Facing It” is a poem by Yusef Komunyakaa about his visit to the Vietnam Veterans Memorial in Washington DC, several years after his return from the Vietnam War. He encounters his reflection in the polished black surface of the memorial wall, where the names of dead and missing soldiers are inscribed, and struggles to hold back tears. Confronting his reflection in the wall is unsettling, for he feels both the same as and different from the person looking back at him. He experiments with how his reflection changes depending on the angle and the light. When his reflection vanishes, he feels as though the memorial “let him go,” and when his reflection reappears, he feels as though he’s “inside” the memorial. Throughout the poem, the speaker experiences the emotional truths of how the memorial's reflective surface clarifies and distorts the scene. Even when these interpretations are dispelled by the revelation of what is “actually” happening, their emotional resonance remains.

The speaker scans the 58,022 names of the dead, half-expecting to find his own name among them, but instead he finds the name Andrew Johnson, which he recognizes from the war. Seeing Andrew Johnson’s name sparks the memory of a booby trap’s explosion.

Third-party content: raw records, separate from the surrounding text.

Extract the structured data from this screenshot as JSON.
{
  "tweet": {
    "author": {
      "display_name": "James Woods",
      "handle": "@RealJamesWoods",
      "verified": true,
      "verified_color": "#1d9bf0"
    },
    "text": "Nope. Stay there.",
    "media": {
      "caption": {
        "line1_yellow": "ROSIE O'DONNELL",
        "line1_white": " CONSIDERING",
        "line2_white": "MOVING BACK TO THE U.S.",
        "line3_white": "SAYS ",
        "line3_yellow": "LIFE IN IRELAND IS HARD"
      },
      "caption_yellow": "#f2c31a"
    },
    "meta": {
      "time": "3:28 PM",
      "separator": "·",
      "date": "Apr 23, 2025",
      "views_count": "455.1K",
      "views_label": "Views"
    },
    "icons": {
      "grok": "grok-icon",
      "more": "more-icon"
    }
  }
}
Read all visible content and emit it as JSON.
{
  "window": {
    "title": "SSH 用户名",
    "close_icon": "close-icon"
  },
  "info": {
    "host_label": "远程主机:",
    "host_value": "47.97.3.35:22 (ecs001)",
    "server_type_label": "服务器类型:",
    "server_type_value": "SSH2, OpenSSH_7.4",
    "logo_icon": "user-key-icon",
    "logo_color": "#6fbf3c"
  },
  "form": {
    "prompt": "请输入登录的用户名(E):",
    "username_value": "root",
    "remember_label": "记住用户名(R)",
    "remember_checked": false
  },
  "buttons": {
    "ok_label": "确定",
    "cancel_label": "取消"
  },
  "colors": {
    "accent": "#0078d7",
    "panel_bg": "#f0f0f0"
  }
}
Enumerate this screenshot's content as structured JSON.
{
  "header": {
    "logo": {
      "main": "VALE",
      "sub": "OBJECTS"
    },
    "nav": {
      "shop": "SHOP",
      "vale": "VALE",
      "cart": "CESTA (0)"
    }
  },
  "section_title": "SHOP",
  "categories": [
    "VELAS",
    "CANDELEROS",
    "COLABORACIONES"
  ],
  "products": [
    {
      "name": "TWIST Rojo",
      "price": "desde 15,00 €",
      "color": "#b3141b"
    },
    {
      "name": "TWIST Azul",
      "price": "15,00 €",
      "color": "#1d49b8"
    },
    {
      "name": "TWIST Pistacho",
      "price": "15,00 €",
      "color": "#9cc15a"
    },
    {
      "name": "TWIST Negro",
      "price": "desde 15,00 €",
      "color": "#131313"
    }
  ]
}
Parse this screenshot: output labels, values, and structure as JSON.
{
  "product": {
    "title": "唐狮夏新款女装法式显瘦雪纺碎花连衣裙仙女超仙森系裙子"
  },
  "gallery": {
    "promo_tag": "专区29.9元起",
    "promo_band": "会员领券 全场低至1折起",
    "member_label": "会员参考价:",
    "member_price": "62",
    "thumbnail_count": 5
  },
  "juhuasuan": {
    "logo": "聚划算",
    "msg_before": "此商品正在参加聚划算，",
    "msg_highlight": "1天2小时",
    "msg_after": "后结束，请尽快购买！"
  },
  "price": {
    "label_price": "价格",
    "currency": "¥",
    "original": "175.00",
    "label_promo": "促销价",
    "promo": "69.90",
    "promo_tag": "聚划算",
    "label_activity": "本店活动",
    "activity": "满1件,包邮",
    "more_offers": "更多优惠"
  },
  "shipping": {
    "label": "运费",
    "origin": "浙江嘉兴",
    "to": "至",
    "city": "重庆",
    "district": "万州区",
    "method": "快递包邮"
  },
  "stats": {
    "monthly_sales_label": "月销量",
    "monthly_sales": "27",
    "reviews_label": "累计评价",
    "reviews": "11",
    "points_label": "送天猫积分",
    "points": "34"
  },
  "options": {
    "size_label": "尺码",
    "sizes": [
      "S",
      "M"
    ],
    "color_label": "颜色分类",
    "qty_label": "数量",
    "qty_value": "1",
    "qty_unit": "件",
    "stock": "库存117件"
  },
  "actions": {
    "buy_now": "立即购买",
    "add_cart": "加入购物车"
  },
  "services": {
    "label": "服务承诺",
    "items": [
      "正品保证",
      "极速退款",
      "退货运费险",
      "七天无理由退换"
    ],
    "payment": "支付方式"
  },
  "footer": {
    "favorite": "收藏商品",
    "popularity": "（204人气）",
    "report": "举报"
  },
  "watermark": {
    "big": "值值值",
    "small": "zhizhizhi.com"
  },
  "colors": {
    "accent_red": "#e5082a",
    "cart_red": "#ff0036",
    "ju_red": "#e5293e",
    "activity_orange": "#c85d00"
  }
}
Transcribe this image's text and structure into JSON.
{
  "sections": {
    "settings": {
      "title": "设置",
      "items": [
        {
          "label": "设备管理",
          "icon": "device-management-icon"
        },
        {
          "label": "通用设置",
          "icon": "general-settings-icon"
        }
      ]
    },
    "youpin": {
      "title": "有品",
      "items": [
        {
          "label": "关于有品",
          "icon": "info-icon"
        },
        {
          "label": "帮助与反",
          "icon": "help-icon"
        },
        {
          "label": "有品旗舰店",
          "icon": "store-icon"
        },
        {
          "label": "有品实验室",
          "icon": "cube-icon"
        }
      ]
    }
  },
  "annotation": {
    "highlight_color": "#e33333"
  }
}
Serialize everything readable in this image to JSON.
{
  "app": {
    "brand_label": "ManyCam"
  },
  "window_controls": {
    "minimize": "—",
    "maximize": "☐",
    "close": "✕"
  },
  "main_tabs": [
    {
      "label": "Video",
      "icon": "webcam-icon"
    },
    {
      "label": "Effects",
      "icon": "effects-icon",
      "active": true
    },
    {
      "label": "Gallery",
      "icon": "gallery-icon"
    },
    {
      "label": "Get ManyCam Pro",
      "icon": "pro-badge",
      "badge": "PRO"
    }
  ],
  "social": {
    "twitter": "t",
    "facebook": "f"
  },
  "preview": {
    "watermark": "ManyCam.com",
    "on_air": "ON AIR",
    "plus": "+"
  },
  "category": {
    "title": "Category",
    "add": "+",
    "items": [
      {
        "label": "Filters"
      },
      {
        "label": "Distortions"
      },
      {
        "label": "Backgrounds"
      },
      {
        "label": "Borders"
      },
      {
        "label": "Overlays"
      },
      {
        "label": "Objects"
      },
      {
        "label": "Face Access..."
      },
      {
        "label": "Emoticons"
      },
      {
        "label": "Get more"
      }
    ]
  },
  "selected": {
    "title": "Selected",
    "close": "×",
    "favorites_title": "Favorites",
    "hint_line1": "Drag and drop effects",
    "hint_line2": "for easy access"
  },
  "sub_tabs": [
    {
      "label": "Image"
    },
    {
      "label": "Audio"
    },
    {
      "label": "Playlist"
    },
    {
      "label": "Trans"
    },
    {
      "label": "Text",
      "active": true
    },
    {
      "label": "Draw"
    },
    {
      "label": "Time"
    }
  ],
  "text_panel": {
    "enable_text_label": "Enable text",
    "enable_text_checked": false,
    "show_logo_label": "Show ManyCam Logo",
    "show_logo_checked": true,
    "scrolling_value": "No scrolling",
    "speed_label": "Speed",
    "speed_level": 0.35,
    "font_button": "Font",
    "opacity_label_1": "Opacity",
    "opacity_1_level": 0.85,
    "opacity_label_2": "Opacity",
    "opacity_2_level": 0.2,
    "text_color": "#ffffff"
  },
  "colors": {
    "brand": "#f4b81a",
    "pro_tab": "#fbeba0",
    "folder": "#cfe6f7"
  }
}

The optical illusions created in the memorial’s reflective surface continue to capture the speaker's attention: the way that the names shimmer on a woman’s reflection, and the “brushstrokes” of a bird's reflection darting across the wall’s polished surface. The speaker’s eyes swerve between seeing the memorial itself and seeing the scene it reflects, just as his mind vacillates between the past and the present.

A white veteran’s reflection approaches the speaker’s reflection in the wall, and it appears as though his eyes look straight through the speaker. The speaker feels as though he’s been rendered invisible by this man, a sensation with clear racial undertones. The distortion of the white veteran’s reflection in the memorial makes it appear as though he lost his right arm inside the stone, an image evocative of the injury and illness plaguing many veterans of war. The final illusory image of the poem is of a woman whose reflection in the wall appears to be trying to erase the names inscribed in the memorial. On closer look, the speaker determines that the motion she’s actually making is brushing a boy’s hair. What appeared to be a futile, grief-stricken gesture is revealed to be an act of ordinary tenderness. At the end, a poem that has been so laden with the weight of the past shifts focus to possibilities of the present.